Narraway estaba a punto de quedarse sin más explicaciones de las que le había dado Pitt acerca de los bajos fondos cuando por fin llamaron a la puerta. Al oír la respuesta de Quixwood, entró Knox, que cerró la puerta a sus espaldas.

—Perdone, milord —dijo a Narraway. Luego se volvió hacia Quixwood—. El forense se ha marchado, señor, y se ha llevado el cuerpo de la señora Quixwood con él. ¿Le importa que le haga un par de preguntas para aclarar ciertas cosas? Tampoco sé si deseará quedarse aquí o si preferirá ir a otro sitio a pasar la noche. ¿Tiene amigos con los que quisiera estar?

—¿Cómo? Ah… No… Me quedaré aquí, creo.

Quixwood parecía estar desconcertado, como si todavía no se hubiese planteado qué iba a hacer.

—¿No preferiría ir a su club? —sugirió Narraway—. Resultaría más cómodo para usted. Su servidumbre es probable que esté alterada.

Quixwood lo miró a los ojos.

—Sí, supongo que sí. Dentro de un rato. —Se volvió hacia Knox—. ¿Qué le ha pasado a mi esposa? Seguro que a estas alturas ya lo sabe.

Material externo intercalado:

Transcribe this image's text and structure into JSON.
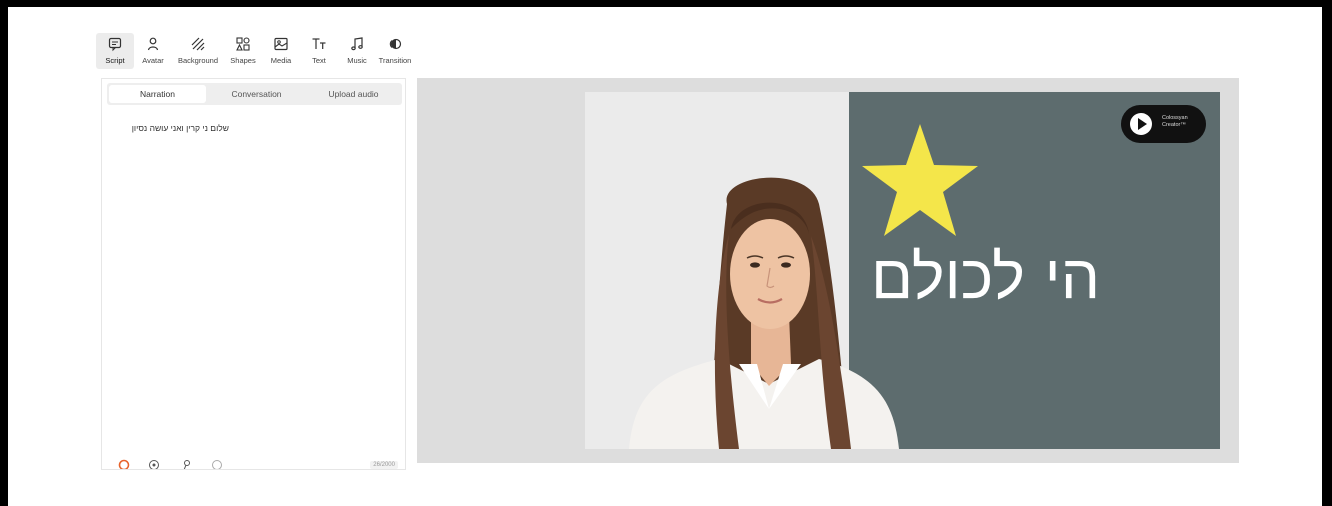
{
  "toolbar": {
    "items": [
      {
        "label": "Script",
        "icon": "script-icon"
      },
      {
        "label": "Avatar",
        "icon": "avatar-icon"
      },
      {
        "label": "Background",
        "icon": "background-icon"
      },
      {
        "label": "Shapes",
        "icon": "shapes-icon"
      },
      {
        "label": "Media",
        "icon": "media-icon"
      },
      {
        "label": "Text",
        "icon": "text-icon"
      },
      {
        "label": "Music",
        "icon": "music-icon"
      },
      {
        "label": "Transition",
        "icon": "transition-icon"
      }
    ]
  },
  "script_panel": {
    "tabs": [
      {
        "label": "Narration",
        "active": true
      },
      {
        "label": "Conversation",
        "active": false
      },
      {
        "label": "Upload audio",
        "active": false
      }
    ],
    "text": "שלום ני קרין ואני עושה נסיון",
    "counter": "26/2000"
  },
  "slide": {
    "headline": "הי לכולם",
    "logo_line1": "Colossyan",
    "logo_line2": "Creator™",
    "background_color": "#5d6c6e",
    "star_color": "#f4e64a"
  },
  "colors": {
    "accent": "#e8632b"
  }
}
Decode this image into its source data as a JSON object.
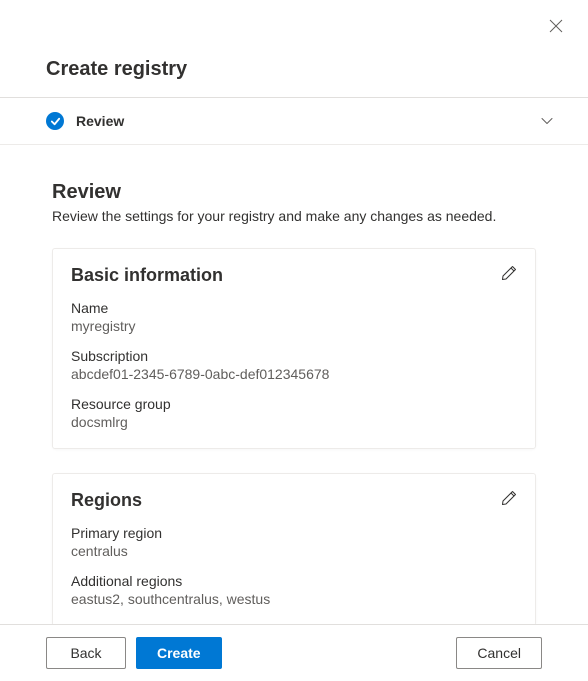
{
  "header": {
    "title": "Create registry"
  },
  "step": {
    "label": "Review"
  },
  "review": {
    "heading": "Review",
    "description": "Review the settings for your registry and make any changes as needed."
  },
  "basic_info": {
    "title": "Basic information",
    "name_label": "Name",
    "name_value": "myregistry",
    "subscription_label": "Subscription",
    "subscription_value": "abcdef01-2345-6789-0abc-def012345678",
    "resource_group_label": "Resource group",
    "resource_group_value": "docsmlrg"
  },
  "regions": {
    "title": "Regions",
    "primary_label": "Primary region",
    "primary_value": "centralus",
    "additional_label": "Additional regions",
    "additional_value": "eastus2, southcentralus, westus"
  },
  "footer": {
    "back": "Back",
    "create": "Create",
    "cancel": "Cancel"
  }
}
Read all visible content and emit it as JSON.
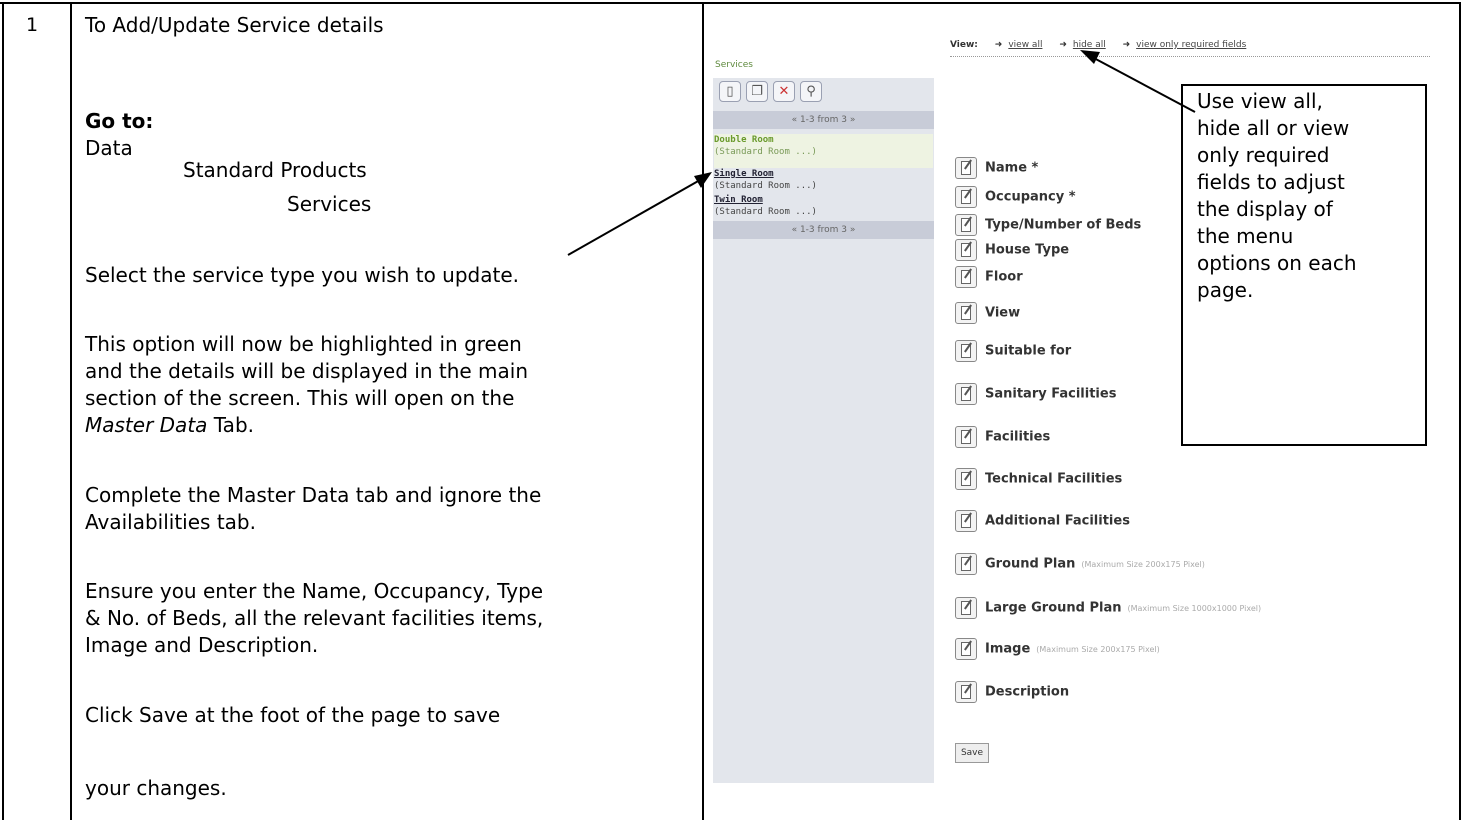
{
  "step": {
    "number": "1"
  },
  "instructions": {
    "title": "To Add/Update Service details",
    "goto_label": "Go to:",
    "path": [
      "Data",
      "Standard Products",
      "Services"
    ],
    "select": "Select the service type you wish to update.",
    "highlight_lines": [
      "This option will now be highlighted in green",
      "and the details will be displayed in the main",
      "section of the screen.  This will open on the"
    ],
    "tab_name": "Master Data",
    "tab_suffix": " Tab.",
    "complete_lines": [
      "Complete the Master Data tab and ignore the",
      "Availabilities tab."
    ],
    "ensure_lines": [
      "Ensure you enter the Name, Occupancy, Type",
      "& No. of Beds, all the relevant facilities items,",
      "Image and Description."
    ],
    "save_lines": [
      "Click Save at the foot of the page to save",
      "your changes."
    ]
  },
  "screenshot": {
    "sidebar_title": "Services",
    "toolbar_icons": [
      "new-icon",
      "copy-icon",
      "delete-icon",
      "search-icon"
    ],
    "pager_text": "« 1-3 from 3 »",
    "rooms": [
      {
        "name": "Double Room",
        "sub": "(Standard Room ...)",
        "selected": true
      },
      {
        "name": "Single Room",
        "sub": "(Standard Room ...)",
        "selected": false
      },
      {
        "name": "Twin Room",
        "sub": "(Standard Room ...)",
        "selected": false
      }
    ],
    "view_label": "View:",
    "view_links": [
      "view all",
      "hide all",
      "view only required fields"
    ],
    "fields": [
      {
        "label": "Name *",
        "note": ""
      },
      {
        "label": "Occupancy *",
        "note": ""
      },
      {
        "label": "Type/Number of Beds",
        "note": ""
      },
      {
        "label": "House Type",
        "note": ""
      },
      {
        "label": "Floor",
        "note": ""
      },
      {
        "label": "View",
        "note": ""
      },
      {
        "label": "Suitable for",
        "note": ""
      },
      {
        "label": "Sanitary Facilities",
        "note": ""
      },
      {
        "label": "Facilities",
        "note": ""
      },
      {
        "label": "Technical Facilities",
        "note": ""
      },
      {
        "label": "Additional Facilities",
        "note": ""
      },
      {
        "label": "Ground Plan",
        "note": "(Maximum Size 200x175 Pixel)"
      },
      {
        "label": "Large Ground Plan",
        "note": "(Maximum Size 1000x1000 Pixel)"
      },
      {
        "label": "Image",
        "note": "(Maximum Size 200x175 Pixel)"
      },
      {
        "label": "Description",
        "note": ""
      }
    ],
    "save_label": "Save"
  },
  "callout": {
    "lines": [
      "Use view all,",
      "hide all or view",
      "only required",
      "fields to adjust",
      "the display of",
      "the menu",
      "options on each",
      "page."
    ]
  }
}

Estaba muy pálido, con los ojos hundidos.

Knox se sentó en la butaca que había entre Quixwood y Narraway. Se inclinó un poco hacia delante.

Narraway no pudo evitar preguntarse cuántas veces habría tenido que hacer aquello, y si algo lo había preparado para ello o se lo había hecho más fácil. Pensó que probablemente no.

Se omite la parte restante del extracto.